As part of the standard poolside concierge service, a pool attendant assists guests by placing a fresh towel on each lounge chair. Therefore, a sun lounger that is covered with a towel can be considered "in service" and occupied by a guest.
When a guest has finished using the lounger, the resort staff needs to be notified in a timely manner. At that point, the staff can clean up any towels, water bottles, or other items left behind by the departing guest.
To determine when a lounger is ready for cleanup, the system can analyze poolside CCTV footage captured by cameras in real-time. If the footage shows loungers with towels and water bottles present, but no people or personal belongings are visible, the system can flag those loungers as "awaiting cleanup." If the "awaiting cleanup" status persists, the system should notify resort staff. This will ensure timely cleanup of vacated loungers and keep the poolside area tidy and ready for the next guests.
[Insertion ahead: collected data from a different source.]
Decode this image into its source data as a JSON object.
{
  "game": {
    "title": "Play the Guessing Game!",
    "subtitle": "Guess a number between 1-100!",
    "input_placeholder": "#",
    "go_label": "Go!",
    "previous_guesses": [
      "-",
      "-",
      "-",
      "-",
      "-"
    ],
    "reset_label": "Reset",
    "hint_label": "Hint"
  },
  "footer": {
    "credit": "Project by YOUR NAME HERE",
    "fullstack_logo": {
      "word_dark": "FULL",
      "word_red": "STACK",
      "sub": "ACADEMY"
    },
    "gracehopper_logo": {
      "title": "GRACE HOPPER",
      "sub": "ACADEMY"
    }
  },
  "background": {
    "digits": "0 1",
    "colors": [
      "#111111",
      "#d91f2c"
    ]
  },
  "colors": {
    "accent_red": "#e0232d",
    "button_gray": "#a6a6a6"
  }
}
^ No personal belongings present, therefore guests may has left. Used towel and drinks are left behind. This should be categorized as a awaiting cleanup status.
^ Guests may still be present, as glasses and slippers are visible. Therefore, this should be categorized as a normal status.
At this stage, object detection solutions is built with Roboflow's cloud-based platform efficiently, easy focusing on innovation rather than infrastructure management.
Setting of 12 classes for detection of essential objects:
person, towel, water-bottle
lifeguard-chair, lounger, lounger-serving, lounger-water-drop
belongings-cloth, belongings-glasses, belongings-slippers, belongings-swimming-ring, belongings-wristlet
After resizing to 640x640 and augmenting with flipping and rotating, the number of images has increased to a total of 298, ready for training
Object detection model chosen is YOLO-NAS S with pre-train benchmark model: MS COCO v14-Best (Common Objects, 52.2% mAP)
20-45 minutes in each training, by the last training we have obtained a model with resulting mAP 71.1%, accuracy being enhanced meanwhile there appears no overfitting
A simplified inference pipeline allows various components to be customized and run in parallel,
including object detection, bounding box generation, labeling, and image cropping.
This setup enables real-time visualization of inference results.
^ There is a crowded area with guests and some personal belongings present.
Several lounger seats are available for use. There are few towels and water bottles visible.
Given these observations, the status should be categorized as normal.
Video inferencing sample code can be found here: sample-inference-roboflow.ipynb
Generative AI models are employed to synthetically create diverse training images for object detection models. These generated images cover a wide range of scenarios, such as varying times of day, occupancy levels, and guest profiles. This approach helps to robustly train the object detection model without compromising privacy, as the generated images are not based on real-world data that could potentially reveal sensitive information.
By augmenting the training dataset with these synthetically generated images, the object detection model is exposed to a more comprehensive set of scenarios. This increased diversity in the training data leads to improved model performance and generalization, as the model learns to recognize objects in a broader range of conditions.
The use of generative AI for data augmentation helps to increase the mAP (mean Average Precision) of the object detection model. By training the model on a larger and more diverse dataset, including synthetically generated images, the model becomes better equipped to accurately detect objects in various situations, resulting in a higher mAP score.
Model: flux1-dev-fp8.safetensors
Clip: t5xxl_fp16.safetensors, clip_l.safetensors
VAE: ae.safetensors
KSampler: euler
Sample rompt: CCTV footage from poolside cameras on a summer rainy noon. Comfortable lounge chairs set next to the pool. Some lounger are neatly covered with fresh white towels, ready for guests, some personal belongings are placed on a small table next to the lounger, such as water bottles, sunglasses, also a pair of slippers are left on the floor. Lush palm trees and other tropical foliage frame the scene in the background. The pool water is crystal clear and inviting.
Sample json can be found here: flux1-workflow
Initially, attempts to run SD3 and SDXL with the refiner (img2img) yielded good results.
However, Flux.1 excels in generating high-quality images with superior detail and offers greater output diversity, producing a wider range of creative interpretations from the same prompt compared to SD3 and SDXL.